This question is about pp. 370-374 of Harald Cramer's 1946 Mathematical Methods of Statistics. The author considers a more general question, but for simplicity let us focus on the question of:
Given i.i.d. observations $X_1, \dots, X_n$, what is the distribution of $\max_{1 \le i \le n} X_i$?
Question: The author considers the following approach. How does it in anyway present a simplification of the problem? Isn't the random variable $\Xi$ much more complicated than $\max_{1 \le i \le n}X_i$? For example, how does the author calculate its expectation when $X_i \sim \operatorname{Unif}(a,b)$?

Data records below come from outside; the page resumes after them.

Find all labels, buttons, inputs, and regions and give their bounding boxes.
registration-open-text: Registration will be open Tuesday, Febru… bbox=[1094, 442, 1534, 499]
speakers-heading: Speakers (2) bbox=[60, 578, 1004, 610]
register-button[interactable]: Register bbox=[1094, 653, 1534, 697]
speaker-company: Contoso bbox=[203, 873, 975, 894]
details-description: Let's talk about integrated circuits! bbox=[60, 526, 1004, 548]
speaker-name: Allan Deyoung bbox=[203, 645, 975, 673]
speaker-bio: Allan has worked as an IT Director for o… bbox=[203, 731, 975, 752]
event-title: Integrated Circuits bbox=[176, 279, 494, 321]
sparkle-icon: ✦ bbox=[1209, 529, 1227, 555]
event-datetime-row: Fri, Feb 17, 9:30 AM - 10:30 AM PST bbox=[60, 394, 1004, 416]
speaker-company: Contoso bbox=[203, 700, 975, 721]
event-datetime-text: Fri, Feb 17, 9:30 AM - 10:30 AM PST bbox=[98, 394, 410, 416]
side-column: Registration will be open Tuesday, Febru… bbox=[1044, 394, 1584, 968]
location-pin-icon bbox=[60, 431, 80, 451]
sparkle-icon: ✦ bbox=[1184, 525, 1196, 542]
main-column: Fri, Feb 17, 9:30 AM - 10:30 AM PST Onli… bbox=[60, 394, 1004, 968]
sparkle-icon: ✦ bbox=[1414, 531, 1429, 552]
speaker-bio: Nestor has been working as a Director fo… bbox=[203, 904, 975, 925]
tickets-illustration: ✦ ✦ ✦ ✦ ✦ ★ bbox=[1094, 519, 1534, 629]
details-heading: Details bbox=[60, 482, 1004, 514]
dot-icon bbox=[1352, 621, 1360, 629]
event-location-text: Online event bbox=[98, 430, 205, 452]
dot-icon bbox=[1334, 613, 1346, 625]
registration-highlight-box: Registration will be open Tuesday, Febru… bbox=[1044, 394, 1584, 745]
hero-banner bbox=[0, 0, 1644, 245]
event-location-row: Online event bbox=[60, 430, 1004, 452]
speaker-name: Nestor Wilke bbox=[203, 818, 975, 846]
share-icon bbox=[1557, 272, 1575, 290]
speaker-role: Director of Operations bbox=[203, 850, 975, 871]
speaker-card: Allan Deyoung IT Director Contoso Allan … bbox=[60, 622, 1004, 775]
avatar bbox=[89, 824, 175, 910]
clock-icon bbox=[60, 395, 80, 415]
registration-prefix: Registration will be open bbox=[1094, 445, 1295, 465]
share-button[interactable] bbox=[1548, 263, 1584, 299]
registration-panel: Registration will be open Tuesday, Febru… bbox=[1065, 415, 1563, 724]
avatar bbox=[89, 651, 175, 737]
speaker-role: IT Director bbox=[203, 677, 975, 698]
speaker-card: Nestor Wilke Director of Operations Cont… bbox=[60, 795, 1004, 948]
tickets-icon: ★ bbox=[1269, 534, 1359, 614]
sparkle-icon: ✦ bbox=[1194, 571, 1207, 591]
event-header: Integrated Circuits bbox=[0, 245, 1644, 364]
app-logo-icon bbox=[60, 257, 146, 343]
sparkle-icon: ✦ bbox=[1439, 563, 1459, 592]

Author's Approach: If the CDF of each $X_i$ is $F(x)$, then the CDF of $\max_{1 \le i \le n}X_i$ is $F(x)^n$, and the author assumes the $X_i$ are absolutely continuous with respect to Lebesgue measure, so the $X_i$ have a density function $f(x)$ with $F'(x) = f(x)$. Therefore, $\max_{1 \le i \le n} X_i$ has the density $nF(x)^{n-1}f(x)$ according to the chain rule (28.6.1).
Now introduce a new random variable
$$\Xi := n \left( 1 - F \left( \max_{1 \le i \le n} X_i \right) \right) \,. \tag{28.6.2} $$
Via a change of variables (see this CV question), the author concludes that the density of $\Xi$ is:
$$ h(\xi) := \left( \frac{\xi}{n} \right)^{n-1} I_{[0,n]}(\xi) \,, \tag{28.6.3}$$ where $I_{[0,n]}$ denotes the indicator function of the interval $[0,n]$.
The author then proposes finding exact or asymptotic solutions for the problem of solving $\max_{1 \le i \le n} X_i$ in terms of $\Xi$, with the belief that this amounts to a simplification of the problem.
Note: This is an indirect follow-up to a previous question of mine.